DK: That's why films change. You watch a film ten or 20 years later, and it's a totally different experience because of what you bring to it. Sometimes you watch a film, and you realise how little is said or shown; it's just the way you're interpreting it. That's probably true about the culture of folk horror nowadays. There seems to be a sort of resurgence and I see a lot of it everywhere I go - stuff to do with folk elements like old British weird, paganism, folk music or folk dance. So, there is a conversation going on between all these different elements which will hopefully help put these things into context for the audience. But who knows what the experience will be like in five or ten years' time if that stuff dies off.

PR: Films like Starve Acre are playing on our nostalgia and interest in the past. It's not always healthy, especially politically. With there being a limited number of stories to be told and each generation asking the same questions, is it inevitable that we must repeat cyclical patterns and drag the past into the present?

DK : I'd like to think there are still new ways to do things or new stories to tell. It's just whether people are ready for it. You can go really far out and tell experimental stories, but is anybody going to listen? That's the thing, and so, I don't know - you could be ahead of your time.
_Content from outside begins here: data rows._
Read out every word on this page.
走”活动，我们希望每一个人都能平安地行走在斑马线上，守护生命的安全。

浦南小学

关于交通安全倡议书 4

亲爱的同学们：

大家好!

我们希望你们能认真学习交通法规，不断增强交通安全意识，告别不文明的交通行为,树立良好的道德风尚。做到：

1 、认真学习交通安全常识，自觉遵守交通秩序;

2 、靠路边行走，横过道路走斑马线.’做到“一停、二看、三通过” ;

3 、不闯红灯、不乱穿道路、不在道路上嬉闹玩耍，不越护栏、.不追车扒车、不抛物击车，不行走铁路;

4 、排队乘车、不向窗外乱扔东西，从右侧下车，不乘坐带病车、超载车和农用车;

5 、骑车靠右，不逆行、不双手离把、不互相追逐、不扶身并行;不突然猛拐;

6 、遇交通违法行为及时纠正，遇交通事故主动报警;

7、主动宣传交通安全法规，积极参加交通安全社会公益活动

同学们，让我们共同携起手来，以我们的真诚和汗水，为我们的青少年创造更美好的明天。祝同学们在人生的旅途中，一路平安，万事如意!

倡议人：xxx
What was refreshing about this is that we tried to make it appear old-fashioned but then be quite sensitive and explore something on another level about springtime and rebirth, and how that has been passed down through the ages. So, it was working on a symbolic level that I quite enjoyed.
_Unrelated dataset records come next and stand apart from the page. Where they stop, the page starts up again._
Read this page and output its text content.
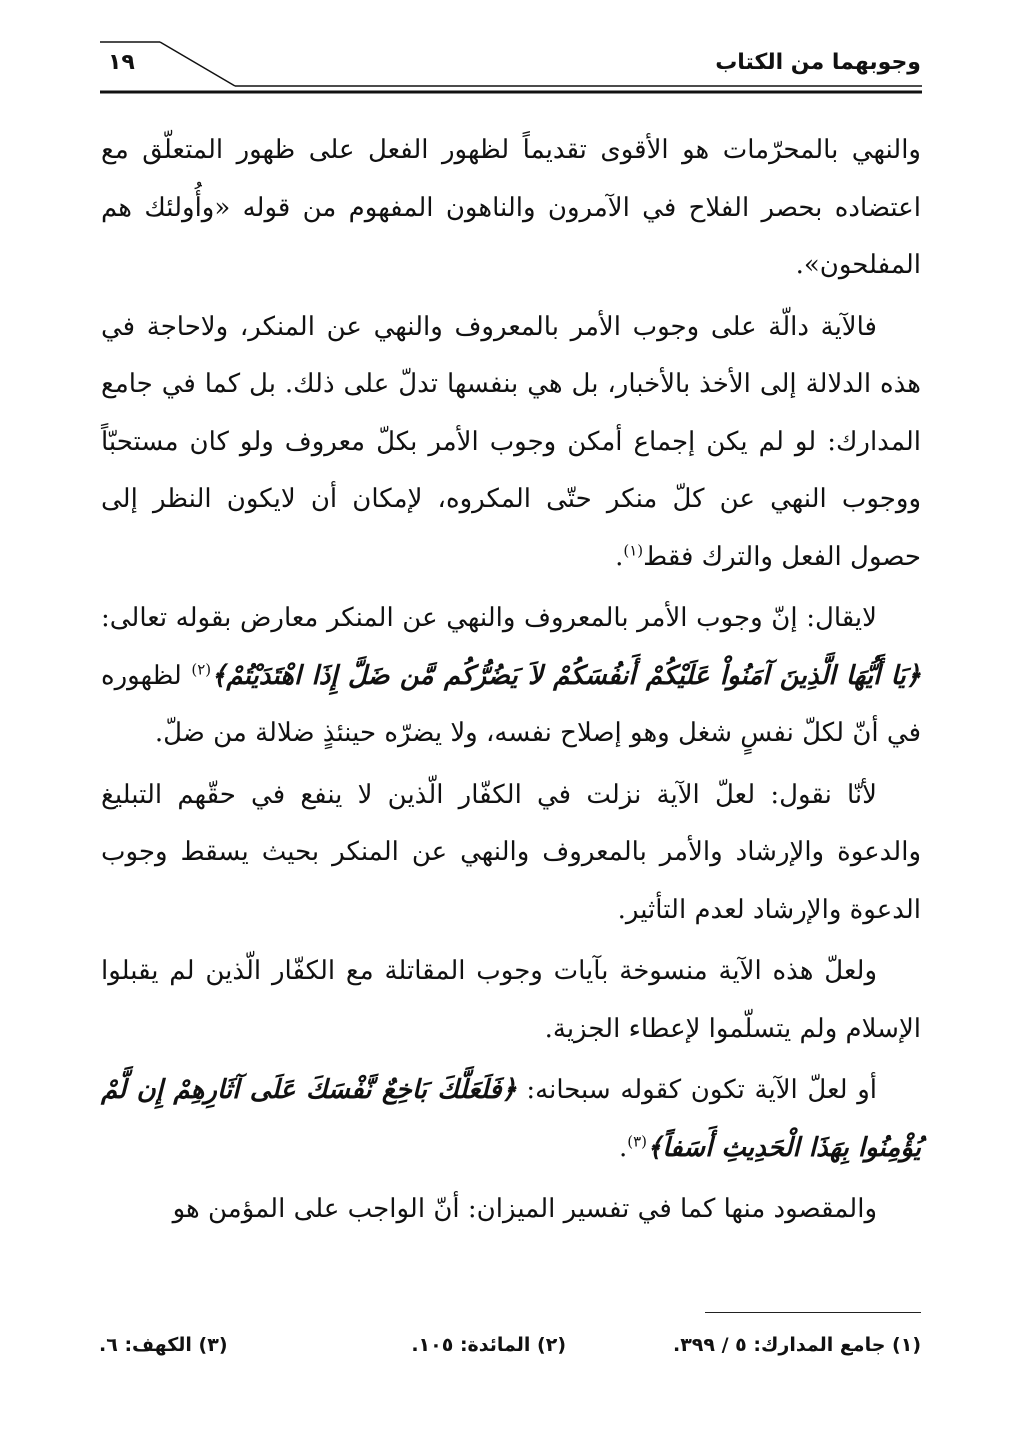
وجوبهما من الكتاب
١٩

والنهي بالمحرّمات هو الأقوى تقديماً لظهور الفعل على ظهور المتعلّق مع اعتضاده بحصر الفلاح في الآمرون والناهون المفهوم من قوله «وأُولئك هم المفلحون».

فالآية دالّة على وجوب الأمر بالمعروف والنهي عن المنكر، ولاحاجة في هذه الدلالة إلى الأخذ بالأخبار، بل هي بنفسها تدلّ على ذلك. بل كما في جامع المدارك: لو لم يكن إجماع أمكن وجوب الأمر بكلّ معروف ولو كان مستحبّاً ووجوب النهي عن كلّ منكر حتّى المكروه، لإمكان أن لايكون النظر إلى حصول الفعل والترك فقط$^{(١)}$.

لايقال: إنّ وجوب الأمر بالمعروف والنهي عن المنكر معارض بقوله تعالى: ﴿يَا أَيُّهَا الَّذِينَ آمَنُواْ عَلَيْكُمْ أَنفُسَكُمْ لاَ يَضُرُّكُم مَّن ضَلَّ إِذَا اهْتَدَيْتُمْ﴾$^{(٢)}$ لظهوره في أنّ لكلّ نفسٍ شغل وهو إصلاح نفسه، ولا يضرّه حينئذٍ ضلالة من ضلّ.

لأنّا نقول: لعلّ الآية نزلت في الكفّار الّذين لا ينفع في حقّهم التبليغ والدعوة والإرشاد والأمر بالمعروف والنهي عن المنكر بحيث يسقط وجوب الدعوة والإرشاد لعدم التأثير.

ولعلّ هذه الآية منسوخة بآيات وجوب المقاتلة مع الكفّار الّذين لم يقبلوا الإسلام ولم يتسلّموا لإعطاء الجزية.

أو لعلّ الآية تكون كقوله سبحانه: ﴿فَلَعَلَّكَ بَاخِعٌ نَّفْسَكَ عَلَى آثَارِهِمْ إِن لَّمْ يُؤْمِنُوا بِهَذَا الْحَدِيثِ أَسَفاً﴾$^{(٣)}$.

والمقصود منها كما في تفسير الميزان: أنّ الواجب على المؤمن هو

(١) جامع المدارك: ٥ / ٣٩٩.
(٢) المائدة: ١٠٥.
(٣) الكهف: ٦.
I think you're right; folk horror is popular now because people want to look back and put on rose-tinted glasses, but that's why folk horror is good, because it plays with that. It's essentially saying, "No, don't do that; there's no comfort in the past. It was dark and miserable, and we were not nice people back then, so let's not do that."
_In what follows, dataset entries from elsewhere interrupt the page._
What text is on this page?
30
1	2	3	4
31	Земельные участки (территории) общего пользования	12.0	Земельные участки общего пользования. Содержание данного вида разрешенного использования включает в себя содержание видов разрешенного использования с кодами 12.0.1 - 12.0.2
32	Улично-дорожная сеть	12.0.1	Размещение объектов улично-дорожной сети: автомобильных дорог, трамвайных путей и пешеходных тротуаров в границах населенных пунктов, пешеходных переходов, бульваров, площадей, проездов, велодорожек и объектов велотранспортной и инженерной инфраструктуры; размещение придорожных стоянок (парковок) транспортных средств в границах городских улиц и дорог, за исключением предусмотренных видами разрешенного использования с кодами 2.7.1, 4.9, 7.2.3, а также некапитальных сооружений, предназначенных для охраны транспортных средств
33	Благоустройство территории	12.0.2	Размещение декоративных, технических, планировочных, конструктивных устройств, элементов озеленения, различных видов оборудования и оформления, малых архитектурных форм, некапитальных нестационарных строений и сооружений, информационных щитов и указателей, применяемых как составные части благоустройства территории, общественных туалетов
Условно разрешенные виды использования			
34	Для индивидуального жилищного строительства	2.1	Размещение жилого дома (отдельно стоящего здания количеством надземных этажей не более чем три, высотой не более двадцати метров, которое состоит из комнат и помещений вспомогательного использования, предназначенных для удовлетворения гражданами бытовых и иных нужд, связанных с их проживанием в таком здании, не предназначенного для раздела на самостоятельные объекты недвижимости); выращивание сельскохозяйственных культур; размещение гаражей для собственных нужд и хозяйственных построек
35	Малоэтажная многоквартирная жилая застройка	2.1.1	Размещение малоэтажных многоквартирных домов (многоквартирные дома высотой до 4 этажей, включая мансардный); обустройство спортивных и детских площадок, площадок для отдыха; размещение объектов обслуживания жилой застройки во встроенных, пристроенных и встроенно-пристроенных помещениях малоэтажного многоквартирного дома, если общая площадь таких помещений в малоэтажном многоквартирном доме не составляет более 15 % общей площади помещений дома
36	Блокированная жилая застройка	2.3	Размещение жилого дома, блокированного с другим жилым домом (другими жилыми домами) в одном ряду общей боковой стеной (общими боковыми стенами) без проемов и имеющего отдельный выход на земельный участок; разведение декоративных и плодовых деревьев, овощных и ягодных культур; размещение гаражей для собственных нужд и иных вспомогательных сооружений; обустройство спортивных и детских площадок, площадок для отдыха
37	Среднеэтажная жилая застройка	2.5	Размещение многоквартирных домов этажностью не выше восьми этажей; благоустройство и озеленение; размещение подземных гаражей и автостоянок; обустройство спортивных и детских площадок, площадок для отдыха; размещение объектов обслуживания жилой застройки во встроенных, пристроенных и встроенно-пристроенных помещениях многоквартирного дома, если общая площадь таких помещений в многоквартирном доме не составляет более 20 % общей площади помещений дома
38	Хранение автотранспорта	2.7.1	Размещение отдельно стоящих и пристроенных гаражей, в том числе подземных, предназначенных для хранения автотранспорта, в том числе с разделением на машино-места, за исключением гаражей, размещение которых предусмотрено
Also, the Seventies was just a cool fucking time. I grew up in the late 80s, but I'm nostalgic for the Seventies for some reason because I grew up watching a lot of the New Hollywood films, getting into Al Pacino and Serpico. How free and easy it all was - the looseness of the hairstyles and the costumes and everything was real. There was something refreshing about those days.

PR: European, including British horror, has a certain energy and feeling that derives from our cultural history. America, as a young country, for example, is lacking this. How important is this cultural history to the essence of European horror?

DK: We do have a history, and we can go back and suggest there were other things before what we now know. That's why I like folk horror, and Starve Acre, in particular, is looking at the nature of, for example, the hare and what that represents.

If you look at the hare pre-Christianity, it was connected to the Greek Gods of love and passion. It was always connected to a positive thing, like a symbol of love, to the point where the Greeks used to eat the hare because they thought it gave them sexual prowess. Then, with the Reformation, these old concepts and ideas suddenly became wicked and evil, and that's why afterward the hare was then always connected to the witch. It was always about shapeshifting, and it became demonised.

Growing up as a Christian, what was exciting was looking at what had come before. You can't really do that in America because it inevitably ends up being about Native American ways, and you can't really do that these days, because it has been done to death, and we don't really have the right voices anymore. It's hard to say - maybe there could be a really wicked Native American horror out there that I'm not aware of or is yet to come.

PR: That's why diversity is important?

DK: Totally, and that's why we need more voices and the platforms to tell those stories on, because at the moment there are a lot of voices, but they're all dealing with low budgets. You can only tell certain kinds of stories as a result, and so, it would be nice to get bigger budgets and more voices.

Starve Acre is released in US cinemas and On Demand, Friday July 26th by Brainstorm Media. It will be released theatrically in the UK and Irish cinemas by the BFI on Friday 6th September. The season, 'Roots, Rituals and Fantasmagoria' will run at the BFI Southbank and on the BFI Player from Sunday September 1st.